Terraform's state is a JSON file that records what it created, what it's tracking, and what real cloud resources those declarations point to. Almost every confusing Terraform behaviour traces back to state.

What state knows

For every resource you've declared, state records:

  • The resource address (aws_s3_bucket.logs).
  • The provider's idea of its real-world ID (my-app-logs).
  • A snapshot of every attribute (region, ARN, tags, etc.).
  • Dependency information for the graph.

That snapshot is how plan decides what's changed. It compares your config + the cloud's current state against the file's recorded state.

Why state exists

Two reasons:

  1. Mapping. Your config says "I want a bucket called logs". The cloud has a bucket. State is the link that says "the bucket whose ARN is arn:aws:...:my-app-logs is the one your config calls aws_s3_bucket.logs."
  2. Performance. Without state, Terraform would have to query every cloud API on every run to figure out what already exists. The state file is a cached snapshot that makes plans fast.

Local vs remote

By default, state lives in terraform.tfstate next to your config. Two big problems:

  • It's not shared between teammates — your apply happens, mine doesn't see it.
  • It can contain secrets in plain text (RDS passwords, API keys).

Real projects use a remote backend: S3, GCS, Azure Blob, or Terraform Cloud:

terraform {
  backend "s3" {
    bucket         = "my-tf-state"
    key            = "prod/terraform.tfstate"
    region         = "us-east-1"
    dynamodb_table = "tf-locks"           # state locking
    encrypt        = true
  }
}

S3 stores the state. DynamoDB provides a lock so two applys can't run at the same time and corrupt each other.

Locking

When you terraform apply, it grabs a lock. Anyone else who runs apply against the same state has to wait. Without a lock, two simultaneous applies can leave the cloud in an inconsistent shape.

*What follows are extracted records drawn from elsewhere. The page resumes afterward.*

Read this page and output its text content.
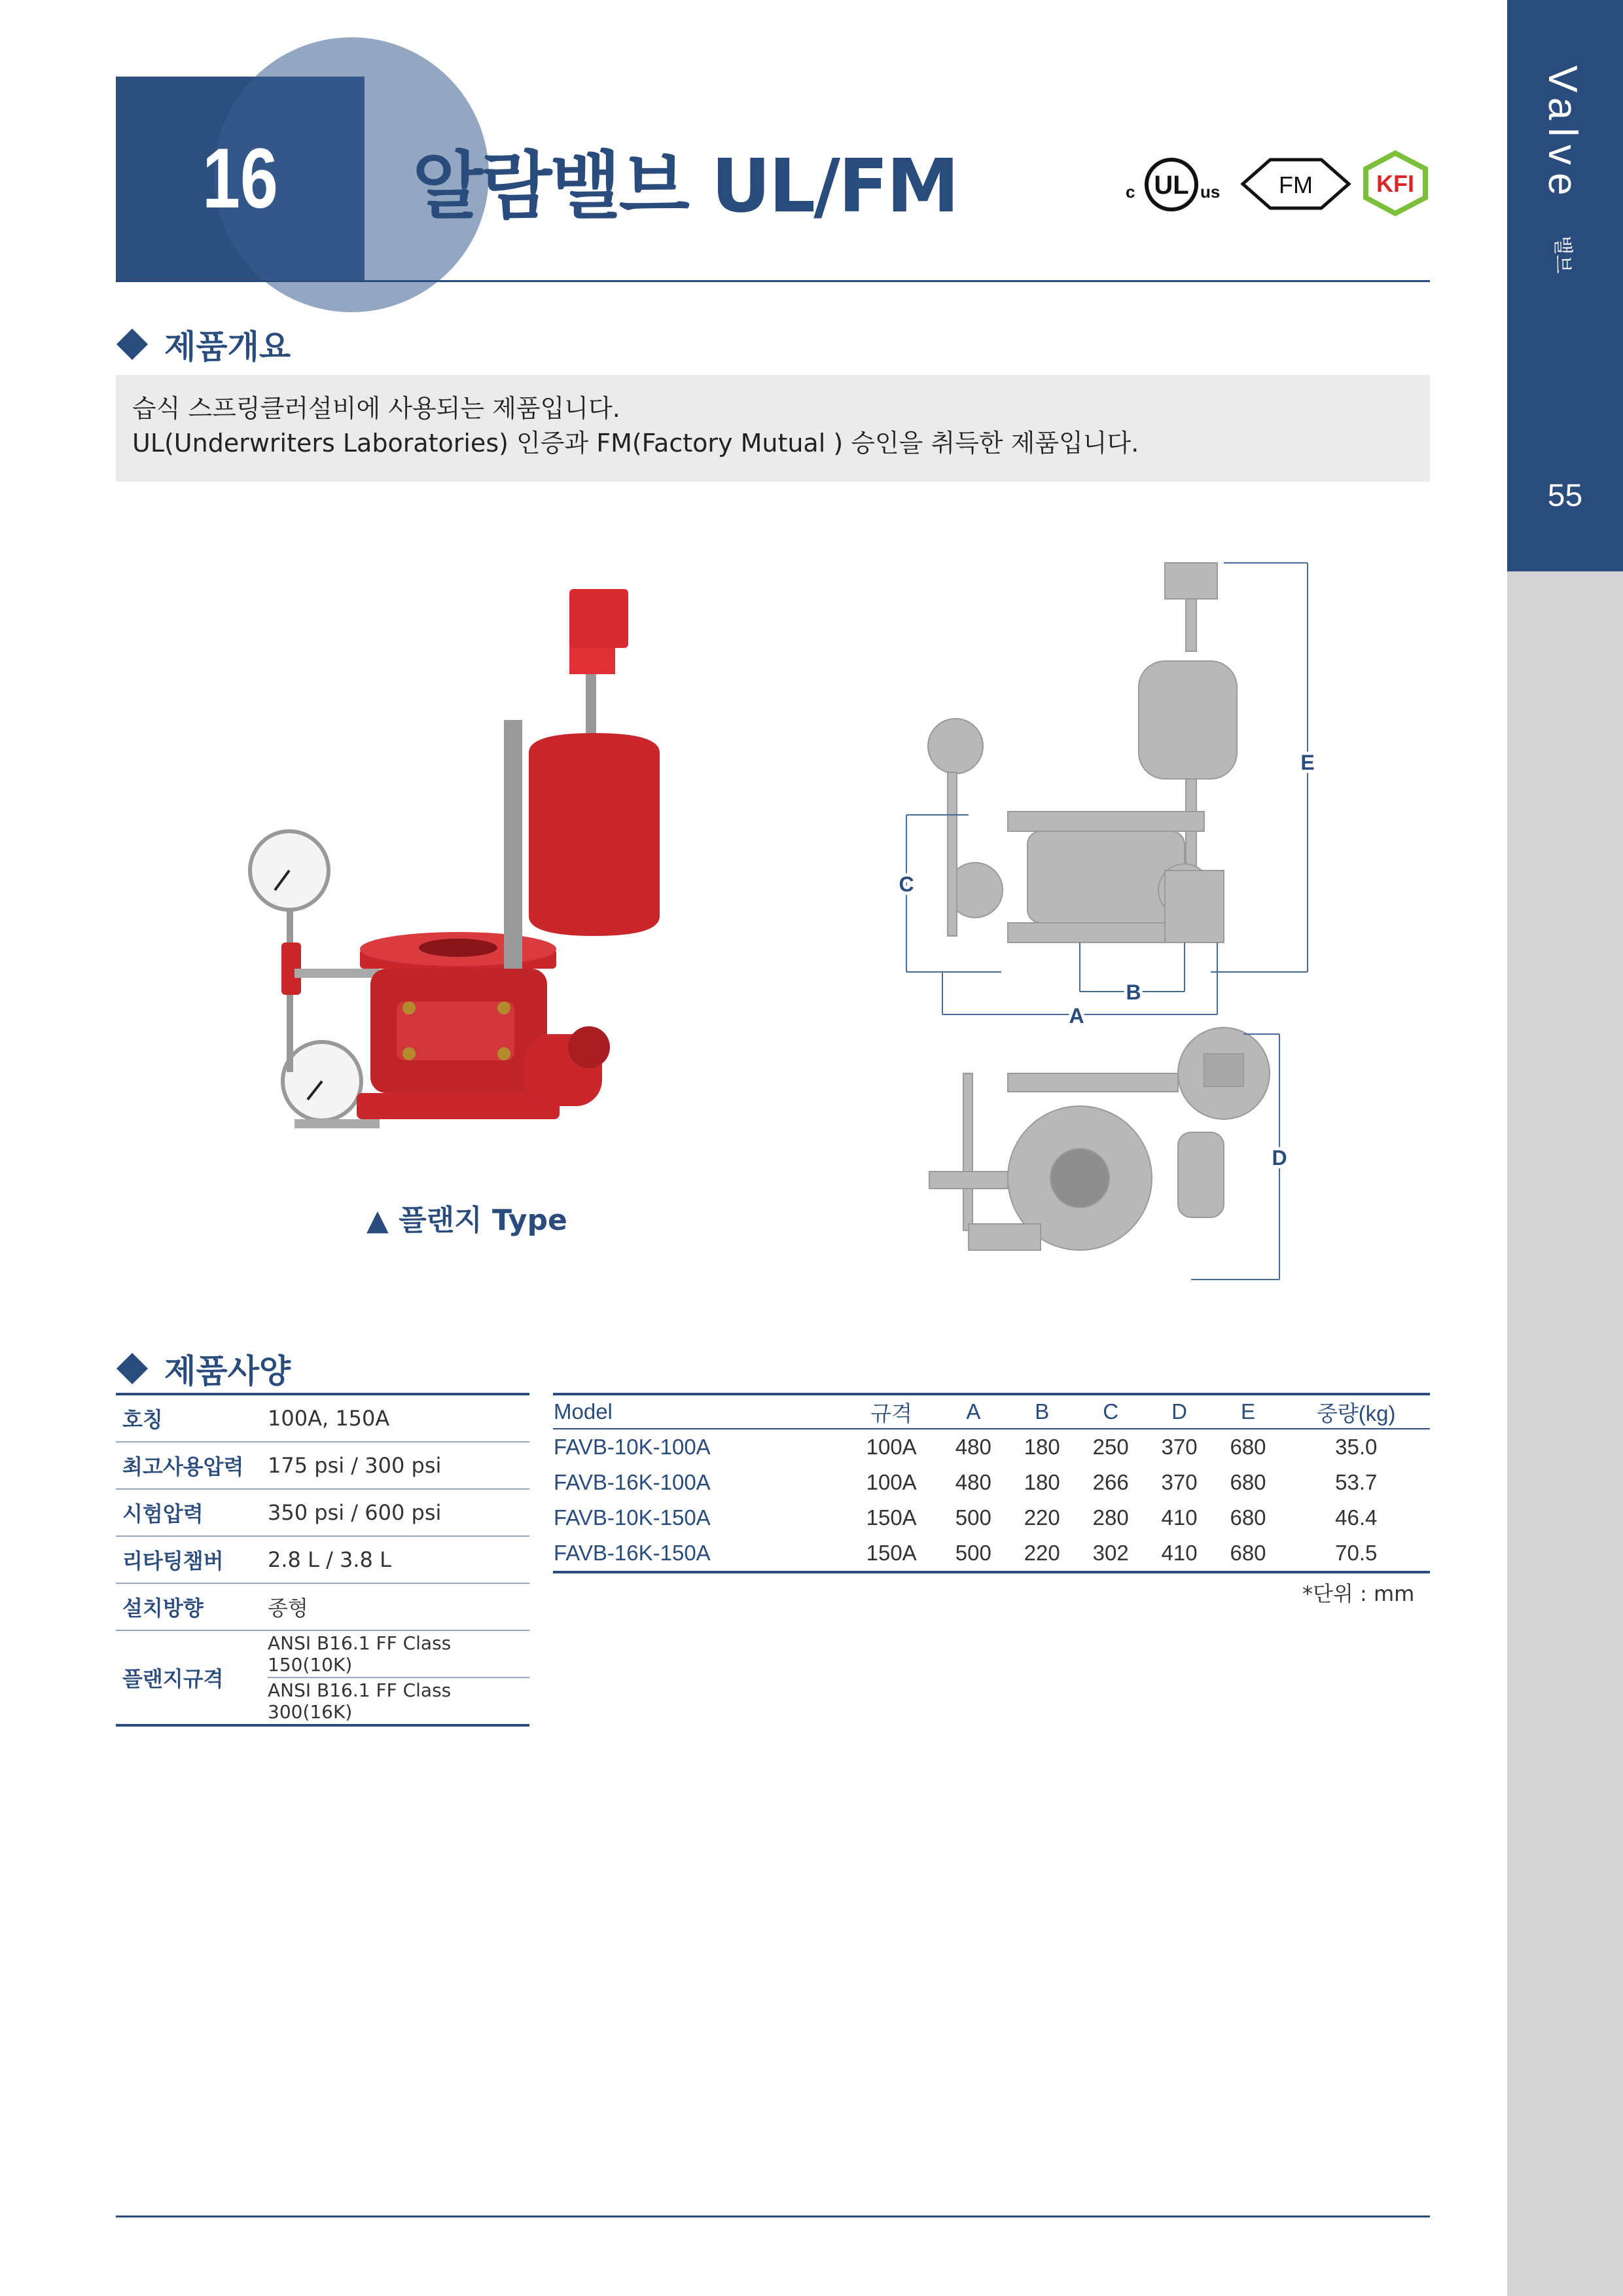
Valve
밸브
55
16	알람밸브 UL/FM	c UL us FM	KFI
제품개요

습식 스프링클러설비에 사용되는 제품입니다.

UL(Underwriters Laboratories) 인증과 FM(Factory Mutual ) 승인을 취득한 제품입니다.

▲ 플랜지 Type
E
C
B
A
D
제품사양
호칭	100A, 150A
최고사용압력	175 psi / 300 psi
시험압력	350 psi / 600 psi
리타팅챔버	2.8 L / 3.8 L
설치방향	종형
플랜지규격	ANSI B16.1 FF Class 150(10K)
	ANSI B16.1 FF Class 300(16K)
Model	규격	A	B	C	D	E	중량(kg)
FAVB-10K-100A	100A	480	180	250	370	680	35.0
FAVB-16K-100A	100A	480	180	266	370	680	53.7
FAVB-10K-150A	150A	500	220	280	410	680	46.4
FAVB-16K-150A	150A	500	220	302	410	680	70.5
*단위 : mm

Terraform Cloud, S3+DynamoDB, GCS, and Azure backends all support locking. Local state has no lock — never share a local state file via Dropbox.

Reading state

terraform state list                              # every resource
terraform state show aws_s3_bucket.logs           # full attributes
terraform state mv aws_s3_bucket.logs aws_s3_bucket.archive   # rename
terraform state rm aws_s3_bucket.logs             # forget about a resource
                                                  # (does NOT destroy it)

state rm is the most surgical: it tells Terraform to stop tracking a resource without touching the cloud. Useful when you want to migrate a resource into a different config or hand it to a different module.

Drift

When the cloud changes outside Terraform — someone clicks in the console, an autoscaler adjusts capacity, an operator runs aws cli — your state goes stale. The next plan shows drift:

~ resource "aws_security_group" "web" {
    ~ description = "Web traffic" -> "Web traffic (updated by alice)"
  }

Refresh on each plan picks it up. You then either accept the change (update your config) or revert it (run apply to push the config's value back).

Sensitive values

Anything Terraform reads or writes lands in state — including database passwords, API keys, private keys. Treat your state file like a credentials file:

  • Never commit it to git.
  • Use a remote backend with encryption + restricted access.
  • Use the sensitive = true attribute on outputs / variables to keep them out of CLI output (still in state, but not echoed to logs).

Don't edit state by hand

State is JSON. You technically can edit it. You almost always shouldn't. The supported editing commands (state mv, state rm, state pull, state push) handle locking and validation for you. Hand-editing the file is the fastest way to break a plan in subtle ways.